Data flow for one session

1. Prompt-bound discovery. Consumer POSTs the prompt body (no payment) to producer_url. Producer tokenizes with its declared tokenizer_id and responds 402 with X-PAYMENT-REQUIREMENTS carrying input_token_count and prepaid_input_micro = input_token_count * input_price_micro (whitepaper §4.9). Consumer parses, audits via ConsumerPolicy, and re-tokenizes the same prompt locally — any mismatch with input_token_count aborts the open (whitepaper §5.3.7).
2. Open. Consumer generates a SessionKey, builds an open_channel tx (with prepaid_input_micro locked on-chain as the settlement floor), signs it with the wallet, base64-encodes, POSTs with X-PAYMENT. Producer (or its facilitator) submits to chain. Producer returns X-PAYMENT-RESPONSE with the channel PDA.
3. Stream. Producer streams tokens as SSE data: events with ack. Consumer accumulates output, runs evaluator, signs CommitMessage every K tokens with cumulative_paid = prepaid_input + (output tokens * output_price). K floats per AIMD pressure.
4. Halt. Either side ceases its next move. Within the grace period the other side detects the silence; within the pause window it transitions to halted and initiates settlement.
5. Settle. Producer (or consumer) submits settle with the latest commitment. The on-chain Ed25519 verify happens via a sibling instruction; the program enforces prepaid_input ≤ cumulative_paid ≤ deposit, splits the deposit, opens the dispute window.
6. Close. After the dispute window, either party calls close. Rent reclaimed. The expiry escape hatch always pays the producer at least prepaid_input_micro regardless of off-chain state — the consumer's loss on a producer that takes prefill and delivers nothing is bounded to exactly the input cost (whitepaper §5.3.8).

Where state lives

• On-chain: deposit, last accepted commitment sequence and cumulative_paid, channel status, expiry.

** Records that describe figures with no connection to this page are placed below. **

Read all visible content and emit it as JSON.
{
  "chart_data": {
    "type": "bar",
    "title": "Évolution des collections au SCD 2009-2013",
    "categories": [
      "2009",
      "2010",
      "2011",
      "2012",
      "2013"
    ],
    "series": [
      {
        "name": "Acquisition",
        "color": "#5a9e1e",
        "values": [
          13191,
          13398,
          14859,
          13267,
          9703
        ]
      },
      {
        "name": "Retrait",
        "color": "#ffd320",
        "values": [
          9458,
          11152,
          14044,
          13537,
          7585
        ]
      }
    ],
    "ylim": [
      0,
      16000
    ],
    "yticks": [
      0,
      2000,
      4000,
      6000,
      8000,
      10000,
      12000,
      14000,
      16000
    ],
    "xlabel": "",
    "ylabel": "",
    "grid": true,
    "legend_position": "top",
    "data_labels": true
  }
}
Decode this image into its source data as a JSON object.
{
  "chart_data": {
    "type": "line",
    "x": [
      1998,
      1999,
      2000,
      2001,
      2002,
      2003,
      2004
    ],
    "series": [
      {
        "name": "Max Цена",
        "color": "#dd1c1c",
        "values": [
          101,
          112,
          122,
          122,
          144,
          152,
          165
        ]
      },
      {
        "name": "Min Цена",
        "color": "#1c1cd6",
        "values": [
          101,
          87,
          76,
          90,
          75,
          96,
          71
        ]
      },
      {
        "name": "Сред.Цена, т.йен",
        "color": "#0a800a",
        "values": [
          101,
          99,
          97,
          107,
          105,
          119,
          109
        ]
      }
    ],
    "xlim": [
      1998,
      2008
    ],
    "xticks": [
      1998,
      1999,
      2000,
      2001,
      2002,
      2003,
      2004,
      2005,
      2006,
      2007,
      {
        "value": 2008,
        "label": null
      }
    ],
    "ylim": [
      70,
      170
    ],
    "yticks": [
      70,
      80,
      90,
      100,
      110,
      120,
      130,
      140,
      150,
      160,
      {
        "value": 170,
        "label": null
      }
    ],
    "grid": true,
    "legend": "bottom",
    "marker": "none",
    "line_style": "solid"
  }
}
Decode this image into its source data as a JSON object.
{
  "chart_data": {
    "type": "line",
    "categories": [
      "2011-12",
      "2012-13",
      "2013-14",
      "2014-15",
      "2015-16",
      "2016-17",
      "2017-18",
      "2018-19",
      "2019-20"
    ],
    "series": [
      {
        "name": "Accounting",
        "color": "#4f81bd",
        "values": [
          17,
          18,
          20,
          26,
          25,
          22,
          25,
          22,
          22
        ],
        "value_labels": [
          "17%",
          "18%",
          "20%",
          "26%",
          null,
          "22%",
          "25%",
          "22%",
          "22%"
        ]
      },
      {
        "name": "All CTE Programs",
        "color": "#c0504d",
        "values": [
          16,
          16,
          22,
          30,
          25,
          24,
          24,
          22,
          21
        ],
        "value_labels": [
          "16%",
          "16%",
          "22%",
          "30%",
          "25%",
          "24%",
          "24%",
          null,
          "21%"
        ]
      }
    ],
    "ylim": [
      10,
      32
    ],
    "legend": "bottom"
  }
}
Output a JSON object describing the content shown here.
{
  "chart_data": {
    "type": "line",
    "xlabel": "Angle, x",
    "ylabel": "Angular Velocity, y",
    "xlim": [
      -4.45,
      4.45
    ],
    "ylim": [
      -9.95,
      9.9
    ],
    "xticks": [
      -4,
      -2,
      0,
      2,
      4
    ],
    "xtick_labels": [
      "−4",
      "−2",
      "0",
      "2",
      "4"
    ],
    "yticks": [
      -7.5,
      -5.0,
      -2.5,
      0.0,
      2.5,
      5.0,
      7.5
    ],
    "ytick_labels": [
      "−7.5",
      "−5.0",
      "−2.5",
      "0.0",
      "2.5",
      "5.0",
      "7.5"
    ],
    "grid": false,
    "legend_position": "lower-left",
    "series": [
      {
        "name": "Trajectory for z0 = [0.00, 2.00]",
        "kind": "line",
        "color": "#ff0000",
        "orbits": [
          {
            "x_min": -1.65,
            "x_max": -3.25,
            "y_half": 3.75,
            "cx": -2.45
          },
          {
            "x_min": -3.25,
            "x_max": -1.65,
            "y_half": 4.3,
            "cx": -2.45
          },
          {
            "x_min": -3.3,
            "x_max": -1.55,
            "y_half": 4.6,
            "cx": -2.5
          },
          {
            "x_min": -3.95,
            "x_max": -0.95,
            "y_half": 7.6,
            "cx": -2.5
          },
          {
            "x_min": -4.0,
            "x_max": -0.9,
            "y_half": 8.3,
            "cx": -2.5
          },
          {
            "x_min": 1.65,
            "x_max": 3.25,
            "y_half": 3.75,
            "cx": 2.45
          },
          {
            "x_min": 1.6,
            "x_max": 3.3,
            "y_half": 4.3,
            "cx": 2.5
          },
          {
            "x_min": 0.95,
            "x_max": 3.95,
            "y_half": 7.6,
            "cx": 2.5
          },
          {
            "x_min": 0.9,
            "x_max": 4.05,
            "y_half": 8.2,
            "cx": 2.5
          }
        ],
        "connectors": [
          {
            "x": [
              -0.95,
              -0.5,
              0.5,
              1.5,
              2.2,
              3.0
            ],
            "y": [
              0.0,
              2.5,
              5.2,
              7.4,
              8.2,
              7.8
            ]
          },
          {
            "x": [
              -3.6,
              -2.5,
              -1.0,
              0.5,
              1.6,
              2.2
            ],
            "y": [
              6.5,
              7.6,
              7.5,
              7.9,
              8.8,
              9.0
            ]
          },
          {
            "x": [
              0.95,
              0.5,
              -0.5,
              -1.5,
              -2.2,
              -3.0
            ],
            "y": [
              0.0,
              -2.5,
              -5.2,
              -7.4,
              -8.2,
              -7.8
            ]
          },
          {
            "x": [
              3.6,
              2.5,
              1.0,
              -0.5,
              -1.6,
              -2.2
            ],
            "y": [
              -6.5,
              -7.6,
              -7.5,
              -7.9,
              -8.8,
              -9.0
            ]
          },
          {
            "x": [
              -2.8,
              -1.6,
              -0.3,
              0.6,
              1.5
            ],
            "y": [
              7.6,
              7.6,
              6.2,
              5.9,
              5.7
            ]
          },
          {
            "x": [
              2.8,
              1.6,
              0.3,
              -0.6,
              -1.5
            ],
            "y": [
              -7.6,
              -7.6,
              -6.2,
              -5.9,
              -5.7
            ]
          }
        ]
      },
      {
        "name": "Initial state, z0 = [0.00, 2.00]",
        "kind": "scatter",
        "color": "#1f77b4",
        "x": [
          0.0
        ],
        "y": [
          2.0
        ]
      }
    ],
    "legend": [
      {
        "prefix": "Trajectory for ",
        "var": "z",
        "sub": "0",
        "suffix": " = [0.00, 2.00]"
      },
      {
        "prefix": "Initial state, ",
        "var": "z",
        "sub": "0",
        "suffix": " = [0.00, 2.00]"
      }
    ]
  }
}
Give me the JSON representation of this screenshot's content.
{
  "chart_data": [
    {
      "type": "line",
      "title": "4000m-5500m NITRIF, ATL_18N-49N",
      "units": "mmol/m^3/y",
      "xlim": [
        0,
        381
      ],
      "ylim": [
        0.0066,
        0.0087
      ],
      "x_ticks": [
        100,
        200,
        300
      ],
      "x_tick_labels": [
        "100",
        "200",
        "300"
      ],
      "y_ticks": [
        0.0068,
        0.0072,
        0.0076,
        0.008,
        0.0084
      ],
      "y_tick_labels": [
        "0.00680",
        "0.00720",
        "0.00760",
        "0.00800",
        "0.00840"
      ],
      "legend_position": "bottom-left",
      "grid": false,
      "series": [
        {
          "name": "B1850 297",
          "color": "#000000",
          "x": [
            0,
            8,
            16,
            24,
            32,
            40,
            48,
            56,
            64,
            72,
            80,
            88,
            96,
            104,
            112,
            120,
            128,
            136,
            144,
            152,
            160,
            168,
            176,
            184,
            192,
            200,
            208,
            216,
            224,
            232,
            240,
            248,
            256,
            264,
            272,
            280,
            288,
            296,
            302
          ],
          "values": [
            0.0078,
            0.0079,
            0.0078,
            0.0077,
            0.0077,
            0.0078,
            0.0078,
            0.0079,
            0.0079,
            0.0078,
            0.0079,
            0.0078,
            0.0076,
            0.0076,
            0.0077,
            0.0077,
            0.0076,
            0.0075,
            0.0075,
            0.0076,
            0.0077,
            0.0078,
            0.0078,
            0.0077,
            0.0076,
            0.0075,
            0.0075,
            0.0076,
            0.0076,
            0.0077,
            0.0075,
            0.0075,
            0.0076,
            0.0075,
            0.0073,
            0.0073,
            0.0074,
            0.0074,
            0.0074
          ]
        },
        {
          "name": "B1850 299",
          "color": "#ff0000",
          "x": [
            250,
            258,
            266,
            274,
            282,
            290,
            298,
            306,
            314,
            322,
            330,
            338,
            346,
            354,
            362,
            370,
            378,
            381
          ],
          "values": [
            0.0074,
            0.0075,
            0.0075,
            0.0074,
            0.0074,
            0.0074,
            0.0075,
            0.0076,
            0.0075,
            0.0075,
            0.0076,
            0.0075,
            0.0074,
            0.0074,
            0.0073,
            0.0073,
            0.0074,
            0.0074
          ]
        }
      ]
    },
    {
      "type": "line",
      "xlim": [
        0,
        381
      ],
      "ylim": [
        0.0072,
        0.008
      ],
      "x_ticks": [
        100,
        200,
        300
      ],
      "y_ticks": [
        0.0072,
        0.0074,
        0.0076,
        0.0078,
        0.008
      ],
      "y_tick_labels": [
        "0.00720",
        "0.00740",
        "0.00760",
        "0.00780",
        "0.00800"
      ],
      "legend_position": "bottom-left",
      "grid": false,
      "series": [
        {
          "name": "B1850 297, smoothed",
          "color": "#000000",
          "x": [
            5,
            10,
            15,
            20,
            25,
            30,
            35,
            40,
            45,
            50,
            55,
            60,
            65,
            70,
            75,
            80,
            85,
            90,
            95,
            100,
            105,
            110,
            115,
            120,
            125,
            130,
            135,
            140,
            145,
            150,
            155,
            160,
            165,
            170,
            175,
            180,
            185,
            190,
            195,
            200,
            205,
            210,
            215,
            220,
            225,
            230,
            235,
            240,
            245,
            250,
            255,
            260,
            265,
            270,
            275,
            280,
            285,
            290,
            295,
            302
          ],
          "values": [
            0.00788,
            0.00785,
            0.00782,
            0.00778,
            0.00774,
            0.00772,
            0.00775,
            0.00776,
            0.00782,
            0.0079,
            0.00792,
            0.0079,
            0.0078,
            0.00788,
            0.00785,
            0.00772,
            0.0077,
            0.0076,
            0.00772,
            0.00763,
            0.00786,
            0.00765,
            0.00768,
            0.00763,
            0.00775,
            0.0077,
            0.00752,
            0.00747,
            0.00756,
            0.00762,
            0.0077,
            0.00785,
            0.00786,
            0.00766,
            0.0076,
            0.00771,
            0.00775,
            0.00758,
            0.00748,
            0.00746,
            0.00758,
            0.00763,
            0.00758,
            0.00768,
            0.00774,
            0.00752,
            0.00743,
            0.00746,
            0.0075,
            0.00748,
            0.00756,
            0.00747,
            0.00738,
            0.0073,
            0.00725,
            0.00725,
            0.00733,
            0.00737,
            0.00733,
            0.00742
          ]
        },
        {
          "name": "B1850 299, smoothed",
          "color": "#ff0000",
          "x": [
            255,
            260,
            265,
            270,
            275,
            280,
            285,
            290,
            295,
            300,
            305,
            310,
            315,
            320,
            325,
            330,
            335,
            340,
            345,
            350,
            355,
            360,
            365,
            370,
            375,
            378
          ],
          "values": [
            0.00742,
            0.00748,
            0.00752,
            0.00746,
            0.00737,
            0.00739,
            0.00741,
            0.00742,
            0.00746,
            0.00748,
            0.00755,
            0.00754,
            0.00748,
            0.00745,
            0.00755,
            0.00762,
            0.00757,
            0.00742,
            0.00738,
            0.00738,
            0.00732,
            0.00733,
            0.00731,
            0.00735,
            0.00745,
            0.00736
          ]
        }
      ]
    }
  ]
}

Authoritative.
• Producer memory: active-channel registry, latest signed commitment. Non-persistent — a producer crash forfeits up to one batch + trailing buffer's worth of unbilled tokens.
• Consumer memory: session key, accumulated output, current K. Non-persistent; sessions are one-shot.

What's deferred

The whitepaper §10 future-work items are intentionally out of scope for this implementation:

• hash-locked atomic delivery
• TEE-attested model identity
• hub-routed sessions
• decentralized facilitators
• consumer-side privacy

The shape of the SDK leaves room for each: facilitators are a single function in chain/rpc.py; attestation would extend PaymentRequirements; hub routing would compose ConsumerSessions.